How to Turn Your Home Into a Moneymaking Star


During the Golden Age of Hollywood, film studios used soundstages and sets for their movies. But in recent years, with the rise of high definition screens, film producers aim to make their films more realistic. That means they often turn to real people's homes, rather than creating a set.

The immensely popular show House of Cards is one of the most recent and well-known examples. The Underwoods live in a stunning townhome in the heart of the D.C. area. That house is a real residence, located in Baltimore.

If you're willing to deal with film crews in your home, you can turn your abode into a lucrative source of income. The going rate for a film is the price of your monthly mortgage payment per day. That means if your mortgage is $1,500 a month, and the film crew needs your home for three days, you'll earn around $4,500.

Find out what renting your home out to filmmakers includes and how to get started.

What film producers look for

Filmmakers and commercial producers aren't just looking for mansions or luxury homes; they also need regular, average houses for their productions. They often need homes that reflect the character of the city they're portraying.

For example, the home featured in Breaking Bad isn't a sprawling mansion. The film crew searched for a home that reflected the style of Albuquerque, New Mexico and settled on this modest, '70s-style ranch. Everyday homes are needed for sitcoms and films all the time.

If the film is about the inner city, a Philadelphia row home may be the perfect fit. Or, if the film is a southern gothic, an older, Victorian-style home in Georgia may be just what they need. Homes with unique architectural details or picturesque views tend to get the most traction.

Other perks

Besides a nice check after production is over, there are other perks that come with renting out your home to a film crew.

Sometimes, the producers will decide they need to make certain improvements to your home. They may update the appliances, put in French doors, or even replace your countertops with granite. This is done at no charge to you, and you can keep whatever additions they make.

If you have to leave your home during filming, the production team will typically pay for you to stay at a hotel. You can get a nice mini-vacation while your home is making money.

Factors to consider

While you can make thousands by renting out your home, make sure you understand what it entails.
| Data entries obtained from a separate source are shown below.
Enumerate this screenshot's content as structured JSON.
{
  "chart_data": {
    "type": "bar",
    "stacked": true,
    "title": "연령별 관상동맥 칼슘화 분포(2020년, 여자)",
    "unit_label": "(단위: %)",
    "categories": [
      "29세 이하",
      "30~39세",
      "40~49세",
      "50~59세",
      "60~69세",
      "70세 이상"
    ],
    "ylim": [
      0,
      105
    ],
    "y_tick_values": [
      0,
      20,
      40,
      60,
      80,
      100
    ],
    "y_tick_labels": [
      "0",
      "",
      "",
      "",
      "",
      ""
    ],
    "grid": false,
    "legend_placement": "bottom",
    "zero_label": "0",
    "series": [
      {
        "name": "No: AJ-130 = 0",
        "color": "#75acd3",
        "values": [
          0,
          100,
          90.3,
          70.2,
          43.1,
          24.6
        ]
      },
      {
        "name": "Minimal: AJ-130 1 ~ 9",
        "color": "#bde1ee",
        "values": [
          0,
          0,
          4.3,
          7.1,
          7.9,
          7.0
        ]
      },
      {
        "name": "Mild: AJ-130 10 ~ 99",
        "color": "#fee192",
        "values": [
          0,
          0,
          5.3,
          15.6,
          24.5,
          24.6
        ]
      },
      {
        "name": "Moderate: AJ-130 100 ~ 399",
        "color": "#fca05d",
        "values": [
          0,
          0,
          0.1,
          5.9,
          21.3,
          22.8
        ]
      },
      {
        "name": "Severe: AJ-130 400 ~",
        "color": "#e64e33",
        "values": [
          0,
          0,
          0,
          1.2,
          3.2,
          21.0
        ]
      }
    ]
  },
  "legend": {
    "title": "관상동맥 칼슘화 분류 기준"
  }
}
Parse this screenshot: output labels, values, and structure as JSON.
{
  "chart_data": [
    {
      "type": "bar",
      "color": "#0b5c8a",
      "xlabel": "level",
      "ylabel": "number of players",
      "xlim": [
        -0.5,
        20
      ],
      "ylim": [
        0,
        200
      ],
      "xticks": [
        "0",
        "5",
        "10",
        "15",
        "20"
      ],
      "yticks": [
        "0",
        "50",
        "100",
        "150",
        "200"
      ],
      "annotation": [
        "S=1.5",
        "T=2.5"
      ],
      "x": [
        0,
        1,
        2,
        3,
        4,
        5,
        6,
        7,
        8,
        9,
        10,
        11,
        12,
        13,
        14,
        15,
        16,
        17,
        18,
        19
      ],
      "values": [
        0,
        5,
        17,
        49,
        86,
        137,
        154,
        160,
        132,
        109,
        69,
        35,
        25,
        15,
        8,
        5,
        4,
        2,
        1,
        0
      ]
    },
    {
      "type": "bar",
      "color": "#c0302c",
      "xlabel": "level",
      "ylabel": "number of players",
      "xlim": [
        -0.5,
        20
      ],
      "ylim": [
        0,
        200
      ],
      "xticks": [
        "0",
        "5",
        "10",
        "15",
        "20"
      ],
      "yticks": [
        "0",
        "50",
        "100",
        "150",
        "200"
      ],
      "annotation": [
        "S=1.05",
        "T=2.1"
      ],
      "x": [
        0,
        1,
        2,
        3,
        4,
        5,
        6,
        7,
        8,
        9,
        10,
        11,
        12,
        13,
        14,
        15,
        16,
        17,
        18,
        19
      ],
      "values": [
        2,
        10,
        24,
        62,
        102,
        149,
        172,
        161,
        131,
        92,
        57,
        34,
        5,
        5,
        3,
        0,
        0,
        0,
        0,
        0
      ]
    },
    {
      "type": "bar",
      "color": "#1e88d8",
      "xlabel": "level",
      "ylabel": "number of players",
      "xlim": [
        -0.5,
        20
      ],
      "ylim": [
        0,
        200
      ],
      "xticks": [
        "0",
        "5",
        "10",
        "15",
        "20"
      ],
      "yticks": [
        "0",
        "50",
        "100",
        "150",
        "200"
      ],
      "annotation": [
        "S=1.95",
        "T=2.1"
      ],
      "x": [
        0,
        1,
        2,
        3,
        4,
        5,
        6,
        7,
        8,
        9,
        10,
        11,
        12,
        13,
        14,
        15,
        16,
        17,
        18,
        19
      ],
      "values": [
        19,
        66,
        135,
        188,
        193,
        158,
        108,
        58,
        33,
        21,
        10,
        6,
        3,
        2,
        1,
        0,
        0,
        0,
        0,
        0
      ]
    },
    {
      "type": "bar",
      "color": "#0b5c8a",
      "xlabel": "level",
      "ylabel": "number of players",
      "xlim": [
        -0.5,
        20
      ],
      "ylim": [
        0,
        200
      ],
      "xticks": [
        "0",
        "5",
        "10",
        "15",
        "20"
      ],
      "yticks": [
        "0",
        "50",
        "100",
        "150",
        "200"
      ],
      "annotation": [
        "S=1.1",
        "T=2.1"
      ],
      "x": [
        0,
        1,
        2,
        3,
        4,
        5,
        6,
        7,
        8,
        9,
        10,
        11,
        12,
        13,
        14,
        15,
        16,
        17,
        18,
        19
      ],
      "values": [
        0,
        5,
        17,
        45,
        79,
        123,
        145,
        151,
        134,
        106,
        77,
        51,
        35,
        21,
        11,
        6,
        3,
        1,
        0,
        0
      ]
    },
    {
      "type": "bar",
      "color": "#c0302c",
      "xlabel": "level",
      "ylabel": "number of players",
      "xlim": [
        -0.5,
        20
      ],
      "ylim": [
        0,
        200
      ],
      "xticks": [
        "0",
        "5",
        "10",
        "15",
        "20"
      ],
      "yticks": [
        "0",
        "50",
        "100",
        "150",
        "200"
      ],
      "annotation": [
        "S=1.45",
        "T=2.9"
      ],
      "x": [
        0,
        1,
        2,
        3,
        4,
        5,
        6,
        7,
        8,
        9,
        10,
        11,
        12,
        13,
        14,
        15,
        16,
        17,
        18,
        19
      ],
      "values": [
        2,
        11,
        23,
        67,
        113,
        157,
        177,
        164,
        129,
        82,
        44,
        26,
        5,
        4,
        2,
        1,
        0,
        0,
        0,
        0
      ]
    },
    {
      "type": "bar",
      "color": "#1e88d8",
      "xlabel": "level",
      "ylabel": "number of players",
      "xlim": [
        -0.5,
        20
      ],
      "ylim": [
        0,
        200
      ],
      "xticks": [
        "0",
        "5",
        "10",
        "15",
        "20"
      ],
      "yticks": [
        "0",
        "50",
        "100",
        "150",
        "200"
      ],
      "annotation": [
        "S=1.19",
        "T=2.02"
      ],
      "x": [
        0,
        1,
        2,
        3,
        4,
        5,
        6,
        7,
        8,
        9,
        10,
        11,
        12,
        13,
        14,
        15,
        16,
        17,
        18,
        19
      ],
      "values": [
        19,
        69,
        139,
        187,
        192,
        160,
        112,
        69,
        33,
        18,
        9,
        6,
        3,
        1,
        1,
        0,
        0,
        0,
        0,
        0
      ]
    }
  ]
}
Depending on the production, you may have to vacate the home during filming, which means there will be dozens of strangers in your home when you aren't. Your home could go through additional wear and tear, as production people build props, set up special effects, or simply trod dirt in and out.

Also, make sure you know your area's rules and your neighbors' tolerance level. Your community may not welcome the added traffic, lights, and noise that a film production brings.

Finally, know that if your home is in a film or television show that becomes popular, you will have many people stop by to take pictures of your home. You can have unexpected visitors for years after production stops.

How to rent out your home

There are many different ways to find gigs for your home. While locations like Los Angeles and New York City are often the most in-demand (and command the highest rates), film crews nationwide need homes for their shoots. You can list your home in the following ways:

  • Contact your state's film commission. State film commissions maintain a listing of available homes for film producers.
  • List your home with Locations Hub. This is a national database of available homes for productions.

Another option is to consider renting out your home for commercials rather than movies. Local businesses and advertising agencies frequently film their own commercials, and need nearby homes. You can list your home with Set Scouter to get connected with local productions. According to Set Scouter, the average rate for a 12-hour day is $1,500.